Con questo in mente le Bande Nere organizzano la loro cucina da campo nell'ambito delle manifestazioni storiche, mostrando uno scorcio di come poteva essere la vita nelle salmerie del campo mercenario, oltre a allestire cene e degustazioni in collaborazione con terzi che vogliano portare i sapori del passato nel proprio locale o a casa propria.

Prima dell'entrata in uso dei vegetali americani che hanno cambiato per sempre il volto alla gastronomia, la cucina italiana si basava sulle risorse locali e stagionali, arricchendo i piatti sia con spezie provenienti dall'Africa e dal Medio Oriente, sia con le erbe aromatiche fresche.
La scelta di ingredienti base appare limitata rispetto alla nostra attuale disponibilità, dando origine a accostamenti di gusto cui ormai non pensiamo più.
La tecnologia di conservazione gioca un ruolo fondamentale nell'aspetto della mensa, esigendo prodotti freschissimi e di stagione e obbligando il consumo della carne fresca, non frollata.
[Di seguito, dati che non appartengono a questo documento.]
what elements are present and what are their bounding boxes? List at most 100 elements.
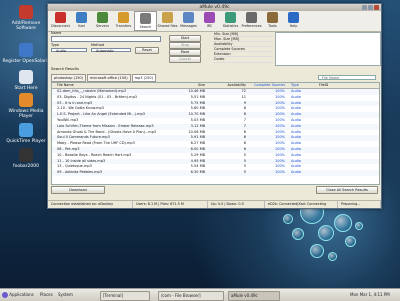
status-bar: Connection established on: eDonkey Users… — [48, 200, 381, 208]
task-label: [Terminal] — [103, 293, 124, 298]
places-menu[interactable]: Places — [40, 289, 53, 301]
toolbar-disconnect-button[interactable]: Disconnect — [50, 11, 71, 31]
quicktime-icon — [19, 123, 33, 137]
cell-name: 09 - Adlanta Pebbles.mp3 — [57, 170, 102, 175]
bottom-bar: Download Close All Search Results — [51, 185, 378, 194]
type-value: Audio — [56, 49, 66, 53]
reset-button[interactable]: Reset — [135, 47, 159, 54]
toolbar-preferences-button[interactable]: Preferences — [241, 11, 262, 31]
type-select[interactable]: Audio — [51, 48, 87, 53]
filter-values-panel[interactable] — [275, 32, 381, 66]
help-icon — [288, 12, 299, 23]
media-player-icon — [19, 93, 33, 107]
toolbar-label: Servers — [96, 24, 109, 28]
messages-icon — [183, 12, 194, 23]
toolbar-label: Transfers — [115, 24, 132, 28]
minimize-icon[interactable] — [362, 5, 367, 10]
toolbar-shared-files-button[interactable]: Shared files — [157, 11, 178, 31]
toolbar-kad-button[interactable]: Kad — [71, 11, 92, 31]
status-network: eD2k: Connected|Kad: Connecting — [265, 201, 338, 208]
filter-info-list: Min. Size [MB] Max. Size [MB] Availability… — [213, 32, 273, 63]
cell-avail: 5 — [243, 170, 246, 175]
start-button[interactable]: Start — [169, 35, 201, 42]
status-connection: Connection established on: eDonkey — [48, 201, 133, 208]
shared-files-icon — [162, 12, 173, 23]
stop-button[interactable]: Stop — [169, 42, 201, 49]
desktop-icon[interactable]: QuickTime Player — [2, 123, 50, 144]
search-tab[interactable]: mp3 (150) — [131, 74, 156, 82]
status-users: Users: 8.1 M | Files: 671.5 M — [133, 201, 208, 208]
toolbar-help-button[interactable]: Help — [283, 11, 304, 31]
desktop-icon[interactable]: Add/Remove Software — [2, 5, 50, 31]
table-row[interactable]: 09 - Adlanta Pebbles.mp3 6.30 MB 5 100% Audi… — [52, 170, 379, 176]
foot-icon — [2, 292, 8, 298]
status-state: Preparing... — [338, 201, 381, 208]
cancel-button[interactable]: Cancel — [169, 56, 201, 63]
toolbar-messages-button[interactable]: Messages — [178, 11, 199, 31]
desktop-icon[interactable]: Start Here — [2, 70, 50, 91]
window-title: aMule v0.49c — [199, 5, 230, 10]
panel-clock[interactable]: Mon Mar 1, 4:11 PM — [350, 289, 390, 301]
more-button[interactable]: More — [169, 49, 201, 56]
column-header[interactable]: Availability — [208, 83, 249, 88]
column-header[interactable]: FileID — [319, 83, 349, 88]
filter-placeholder: File Name — [322, 76, 340, 80]
type-label: Type — [51, 43, 60, 47]
toolbar-servers-button[interactable]: Servers — [92, 11, 113, 31]
cell-type: Audio — [291, 170, 301, 175]
method-value: Automatic — [96, 49, 114, 53]
desktop-icon-label: Windows Media Player — [8, 109, 44, 119]
gnome-panel: Applications Places System [Terminal] /c… — [0, 288, 400, 301]
search-name-input[interactable] — [51, 36, 161, 42]
method-label: Method — [91, 43, 105, 47]
tools-icon — [267, 12, 278, 23]
search-tab[interactable]: photoshop (150) — [51, 74, 87, 82]
toolbar-search-button[interactable]: Search — [134, 11, 157, 31]
preferences-icon — [246, 12, 257, 23]
kad-icon — [76, 12, 87, 23]
irc-icon — [204, 12, 215, 23]
toolbar-label: IRC — [206, 24, 213, 28]
table-body: 02-dem_hits_-_rubstm (Mahomed).mp3 10.46 … — [52, 89, 379, 176]
filter-info-item: Codec — [213, 57, 273, 63]
toolbar-irc-button[interactable]: IRC — [199, 11, 220, 31]
servers-icon — [97, 12, 108, 23]
search-panel: Name Start Stop Type Method Audio Automa… — [51, 31, 211, 63]
search-tab[interactable]: microsoft office (150) — [87, 74, 131, 82]
toolbar-label: Preferences — [241, 24, 262, 28]
help-icon — [19, 70, 33, 84]
toolbar-label: Statistics — [222, 24, 239, 28]
desktop-icon[interactable]: Windows Media Player — [2, 93, 50, 119]
toolbar-label: Messages — [180, 24, 197, 28]
desktop-icon[interactable]: Register OpenSolaris — [2, 43, 50, 64]
toolbar-statistics-button[interactable]: Statistics — [220, 11, 241, 31]
file-name-filter[interactable]: File Name — [318, 75, 376, 80]
main-toolbar: Disconnect Kad Servers Transfers Search Share… — [48, 11, 381, 32]
task-label: aMule v0.49c — [231, 293, 258, 298]
clear-all-button[interactable]: Close All Search Results — [316, 186, 378, 194]
desktop-icon-label: QuickTime Player — [6, 139, 46, 144]
applications-menu[interactable]: Applications — [2, 289, 34, 301]
toolbar-transfers-button[interactable]: Transfers — [113, 11, 134, 31]
cell-size: 6.30 MB — [190, 170, 205, 175]
search-icon — [140, 13, 151, 24]
download-button[interactable]: Download — [51, 186, 105, 194]
system-menu[interactable]: System — [58, 289, 73, 301]
toolbar-tools-button[interactable]: Tools — [262, 11, 283, 31]
name-label: Name — [51, 31, 62, 35]
desktop-icon-label: foobar2000 — [12, 164, 39, 169]
window-titlebar[interactable]: aMule v0.49c — [48, 4, 381, 11]
search-results-label: Search Results — [51, 66, 79, 71]
status-speed: Up: 0.0 | Down: 0.0 — [208, 201, 265, 208]
transfers-icon — [118, 12, 129, 23]
method-select[interactable]: Automatic — [91, 48, 131, 53]
desktop-icon[interactable]: foobar2000 — [2, 148, 50, 169]
toolbar-label: Kad — [78, 24, 85, 28]
cell-complete: 100% — [274, 170, 285, 175]
column-header[interactable]: Size — [177, 83, 208, 88]
close-icon[interactable] — [374, 5, 379, 10]
column-header[interactable]: Complete Sources — [249, 83, 288, 88]
column-header[interactable]: Type — [288, 83, 319, 88]
maximize-icon[interactable] — [368, 5, 373, 10]
column-header[interactable]: File Name — [52, 83, 177, 88]
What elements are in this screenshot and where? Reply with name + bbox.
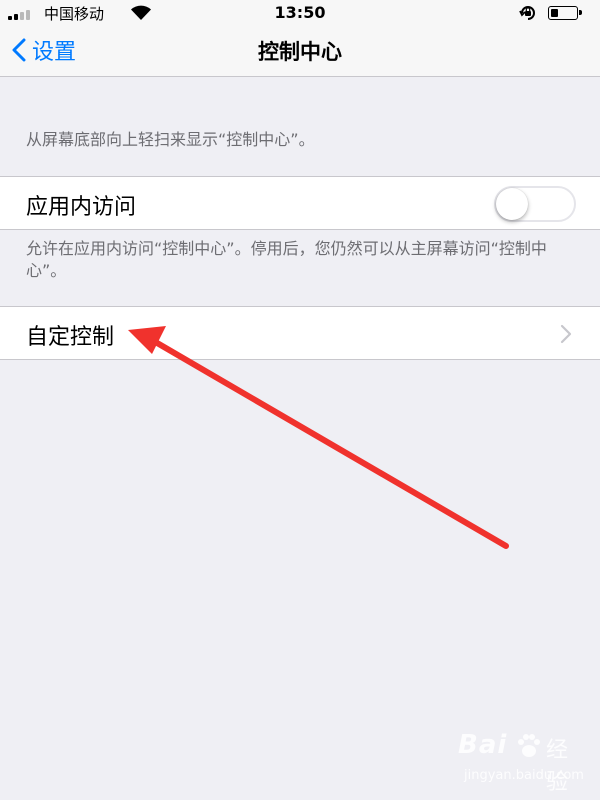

Si vede dunque il trionfo delle carni avicole piuttosto che il bovino, considerato perlopiù immangiabile se non dopo possenti marinature e cotture lunghissime.
Pensiamo inoltre alla diversità nella qualità sia degli ortaggi, ben diversi da i nostri esemplari ipertrofici, e negli animali allevati, il concetto di "pollo" è relativamente moderno, si ragiona di gallo, cappone o gallina.
Il dolceforte va per la maggiore, la menta compare profumata sulla carne e il miele si accosta volentieri all'aceto nelle marinature; cannella e chiodo di garofano sono profumi onnipresenti; non si conosce il piccante, si usa il forte del pepe.

Due stili di consumo comportano due studi paralleli.
Da un canto la cucina relativamente povera ma pratica del campo, ove si cucina sul fuoco o sulle braci con strumenti costruiti secondo disegni dell'epoca: carne allo spiedo arricchita con salse aromatiche, minestre di pasta di grano e legumi, maiale e manzo cotti con pazienza e il cambio al lavoro dello spiedo come fosse il cambio della guardia, la frutta fresca a dare colore alla mensa, il formaggio e gli insaccati i migliori amici del cuoco quando c'è da imbastire di corsa un pasto.
Dall'altra parte, lo studio della tavola aristocratica vede sontuose apparecchiature e serviti che si susseguono: torte di carne e di verdure, piatti ricchi di spezie cotti al forno, volatili ripieni profumati di spezie e erbe, verdure fresche accostate alla frutta secca in insalate dal condimento curioso, il pesce sempre fresco fritto o stufato o in crosta di pane, dolci di confetto e pasta di mandorle.

L'Ippocrasso, dolce, forte o profumato è il signore della tavola rinascimentale.
Figlio dell'antica tradizione di addolcire e speziare il vino per conservarlo e meglio adattarlo ai gusti dei commensali, nel rinascimento è ancora un prodotto da tutto pasto, integro o annaquato a seconda del consiglio del coppiere.
La cucina delle Bande Nere produce il proprio Ippocrasso per uso ai pasti e per essere offerto, secondo assortimenti di spezie e scelte di mieli aromatici e una garbata dose di buon gusto.